Les prix ont poursuivi leur hausse au deuxième trimestre, selon les dernières statistiques des notaires d’Ile de France. Les volumes de ventes ont augmenté de 2% au deuxième trimestre à Paris pour les appartements anciens par rapport au deuxième trimestre 2010. Dans le neuf en revanche, la baisse des volumes est elle marquée et atteint 12%.
La variation annuelle des prix parisiens atteint ainsi 22.5% sur le deuxième trimestre. Sur les seuls trois mois d’avril à juin, les prix montent de 4.6%, à 8150 euros du mètre carré. Sur l’ensemble de l’Ile de France, la tendance est tout aussi tranchée : les prix ont augmenté de 17.3% sur un an et de 3.4% sur le trimestre. Plus précisément, dans la petite couronne, les prix atteignent 4410 euros du mètre carré, avec une hausse de 3.5% de variation sur le trimestre et de 15.1% sur l’année. Dans la Grande couronne, la variation annuelle atteint 7.2% à 3070 euros par mètre carré.
Une fin d’année moins flamboyante
Mais ces données officielles, qui font état d’une hausse des prix à Paris, contrastent avec plusieurs publications négatives sur l’évolution négative du marché parisien, et notamment les derniers chiffres de Meilleurtaux.com. Ceux-ci ont en effet indiqué que les prix ont baissé durant l’été. Ce que confirment en partie les notaires, au moins sur le plan des transactions. « Les premières tendances sur l'été montrent que les volumes de vente s'érodent sensiblement (…).
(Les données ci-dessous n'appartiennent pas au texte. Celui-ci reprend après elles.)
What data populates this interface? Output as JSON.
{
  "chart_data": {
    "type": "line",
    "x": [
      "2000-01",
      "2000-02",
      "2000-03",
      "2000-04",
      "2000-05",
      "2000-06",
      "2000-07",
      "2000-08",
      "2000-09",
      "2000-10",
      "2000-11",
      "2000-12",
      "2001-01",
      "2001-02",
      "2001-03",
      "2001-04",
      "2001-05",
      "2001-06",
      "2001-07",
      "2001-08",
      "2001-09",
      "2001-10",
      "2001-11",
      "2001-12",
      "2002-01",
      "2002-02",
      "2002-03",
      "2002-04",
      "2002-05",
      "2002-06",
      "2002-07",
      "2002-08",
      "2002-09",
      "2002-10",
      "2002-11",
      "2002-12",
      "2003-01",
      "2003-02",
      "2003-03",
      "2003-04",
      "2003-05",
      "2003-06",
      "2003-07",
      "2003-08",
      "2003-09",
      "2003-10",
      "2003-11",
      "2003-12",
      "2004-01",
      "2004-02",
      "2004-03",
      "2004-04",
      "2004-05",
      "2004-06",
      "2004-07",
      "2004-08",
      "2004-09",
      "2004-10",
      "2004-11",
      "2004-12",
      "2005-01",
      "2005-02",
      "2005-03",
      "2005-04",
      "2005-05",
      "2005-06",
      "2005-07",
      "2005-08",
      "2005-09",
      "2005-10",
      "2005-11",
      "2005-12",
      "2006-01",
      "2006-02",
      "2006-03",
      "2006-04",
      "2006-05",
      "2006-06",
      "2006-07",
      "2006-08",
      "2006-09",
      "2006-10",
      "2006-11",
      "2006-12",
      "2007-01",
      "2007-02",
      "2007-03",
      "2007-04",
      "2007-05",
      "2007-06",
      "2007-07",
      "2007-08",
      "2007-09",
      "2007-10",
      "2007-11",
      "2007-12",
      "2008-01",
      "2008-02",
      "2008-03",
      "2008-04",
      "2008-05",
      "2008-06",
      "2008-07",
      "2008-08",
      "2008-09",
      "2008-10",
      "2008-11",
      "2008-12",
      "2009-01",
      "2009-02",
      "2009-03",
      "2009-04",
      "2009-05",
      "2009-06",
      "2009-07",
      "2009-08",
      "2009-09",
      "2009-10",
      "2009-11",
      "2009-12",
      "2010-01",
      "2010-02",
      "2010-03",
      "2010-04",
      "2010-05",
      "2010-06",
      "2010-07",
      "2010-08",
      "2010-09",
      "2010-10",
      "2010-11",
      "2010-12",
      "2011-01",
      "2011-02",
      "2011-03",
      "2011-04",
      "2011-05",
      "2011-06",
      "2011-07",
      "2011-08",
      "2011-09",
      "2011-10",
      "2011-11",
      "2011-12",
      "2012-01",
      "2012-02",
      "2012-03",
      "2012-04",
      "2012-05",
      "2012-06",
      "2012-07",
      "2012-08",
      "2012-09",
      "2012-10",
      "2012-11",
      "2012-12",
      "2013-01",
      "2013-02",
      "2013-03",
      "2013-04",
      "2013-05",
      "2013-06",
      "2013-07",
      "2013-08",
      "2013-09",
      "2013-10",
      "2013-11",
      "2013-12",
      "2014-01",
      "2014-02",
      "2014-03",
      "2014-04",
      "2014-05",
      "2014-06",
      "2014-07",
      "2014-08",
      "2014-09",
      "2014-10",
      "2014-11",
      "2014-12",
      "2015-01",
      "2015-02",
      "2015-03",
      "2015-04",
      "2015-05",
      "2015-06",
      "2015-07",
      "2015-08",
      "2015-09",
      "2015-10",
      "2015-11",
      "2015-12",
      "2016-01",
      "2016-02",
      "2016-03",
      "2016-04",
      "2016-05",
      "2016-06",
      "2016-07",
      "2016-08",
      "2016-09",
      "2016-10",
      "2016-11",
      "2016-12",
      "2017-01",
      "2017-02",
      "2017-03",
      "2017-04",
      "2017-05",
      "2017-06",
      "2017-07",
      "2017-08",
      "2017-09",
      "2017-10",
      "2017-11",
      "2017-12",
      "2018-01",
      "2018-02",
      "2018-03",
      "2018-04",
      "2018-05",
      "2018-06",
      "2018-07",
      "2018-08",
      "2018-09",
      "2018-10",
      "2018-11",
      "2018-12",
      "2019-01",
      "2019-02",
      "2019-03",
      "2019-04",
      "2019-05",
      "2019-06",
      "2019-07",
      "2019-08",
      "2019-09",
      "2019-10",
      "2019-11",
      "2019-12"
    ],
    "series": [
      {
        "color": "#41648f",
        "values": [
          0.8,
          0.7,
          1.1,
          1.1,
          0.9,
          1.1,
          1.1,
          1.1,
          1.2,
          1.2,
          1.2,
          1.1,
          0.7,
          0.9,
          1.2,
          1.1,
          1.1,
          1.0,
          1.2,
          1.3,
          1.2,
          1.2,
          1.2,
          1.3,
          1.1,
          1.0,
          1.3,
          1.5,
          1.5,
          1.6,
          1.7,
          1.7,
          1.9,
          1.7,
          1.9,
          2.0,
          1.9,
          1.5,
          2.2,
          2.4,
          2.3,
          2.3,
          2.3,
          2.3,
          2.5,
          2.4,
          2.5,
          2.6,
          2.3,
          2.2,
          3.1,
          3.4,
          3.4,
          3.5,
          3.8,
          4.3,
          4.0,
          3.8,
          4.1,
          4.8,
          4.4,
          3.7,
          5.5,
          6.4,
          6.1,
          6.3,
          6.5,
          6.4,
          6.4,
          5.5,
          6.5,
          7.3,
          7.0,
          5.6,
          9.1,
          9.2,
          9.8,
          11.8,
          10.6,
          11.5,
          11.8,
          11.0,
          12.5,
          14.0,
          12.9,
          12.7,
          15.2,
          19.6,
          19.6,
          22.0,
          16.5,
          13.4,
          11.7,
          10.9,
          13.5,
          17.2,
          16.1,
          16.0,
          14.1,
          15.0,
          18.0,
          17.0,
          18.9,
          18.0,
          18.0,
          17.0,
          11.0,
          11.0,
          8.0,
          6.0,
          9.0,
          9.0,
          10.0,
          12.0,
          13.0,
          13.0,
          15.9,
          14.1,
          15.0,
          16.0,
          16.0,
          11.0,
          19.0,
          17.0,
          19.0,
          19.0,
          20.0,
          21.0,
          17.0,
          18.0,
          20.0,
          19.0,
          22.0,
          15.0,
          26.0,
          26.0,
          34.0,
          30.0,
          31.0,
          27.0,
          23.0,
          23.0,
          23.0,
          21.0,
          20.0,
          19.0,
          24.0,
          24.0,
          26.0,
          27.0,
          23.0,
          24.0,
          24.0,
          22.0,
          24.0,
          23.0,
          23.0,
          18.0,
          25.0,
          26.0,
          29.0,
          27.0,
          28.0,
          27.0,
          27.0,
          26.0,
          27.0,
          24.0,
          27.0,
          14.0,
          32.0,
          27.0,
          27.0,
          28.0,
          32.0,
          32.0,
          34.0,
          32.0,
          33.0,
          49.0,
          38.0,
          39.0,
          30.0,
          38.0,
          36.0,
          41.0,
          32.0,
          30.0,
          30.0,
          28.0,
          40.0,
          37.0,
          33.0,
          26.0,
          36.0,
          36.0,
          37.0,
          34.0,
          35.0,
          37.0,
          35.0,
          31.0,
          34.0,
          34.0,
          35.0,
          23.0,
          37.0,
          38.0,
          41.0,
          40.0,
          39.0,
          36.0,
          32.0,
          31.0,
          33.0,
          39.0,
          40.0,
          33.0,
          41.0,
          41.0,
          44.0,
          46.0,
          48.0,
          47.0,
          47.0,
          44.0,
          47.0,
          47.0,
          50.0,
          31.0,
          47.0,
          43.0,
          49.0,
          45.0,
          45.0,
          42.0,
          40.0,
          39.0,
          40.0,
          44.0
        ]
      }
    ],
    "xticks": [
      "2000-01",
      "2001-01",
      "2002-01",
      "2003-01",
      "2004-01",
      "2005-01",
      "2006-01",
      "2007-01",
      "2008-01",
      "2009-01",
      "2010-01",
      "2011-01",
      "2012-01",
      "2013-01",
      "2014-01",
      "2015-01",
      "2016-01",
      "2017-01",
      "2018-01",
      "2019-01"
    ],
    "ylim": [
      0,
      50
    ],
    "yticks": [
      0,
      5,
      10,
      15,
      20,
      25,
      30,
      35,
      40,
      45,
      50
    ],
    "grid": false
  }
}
Cette tendance s’est accentuée depuis le retour des vacances» indique ainsi la Chambre des notaires. «L’activité devrait être en fort ralentissement au second semestre » prédit-elle.
Sur le projet de réforme des plus-values immobilières, la Chambre des notaires constate qu’elle « suscite de vives inquiétudes et s’est traduit par le retrait de nombreux projets de vente ». « Ce faisceau de facteurs laisse donc anticiper un cycle immobilier beaucoup plus incertain au cours des prochains mois » indique la Chambre.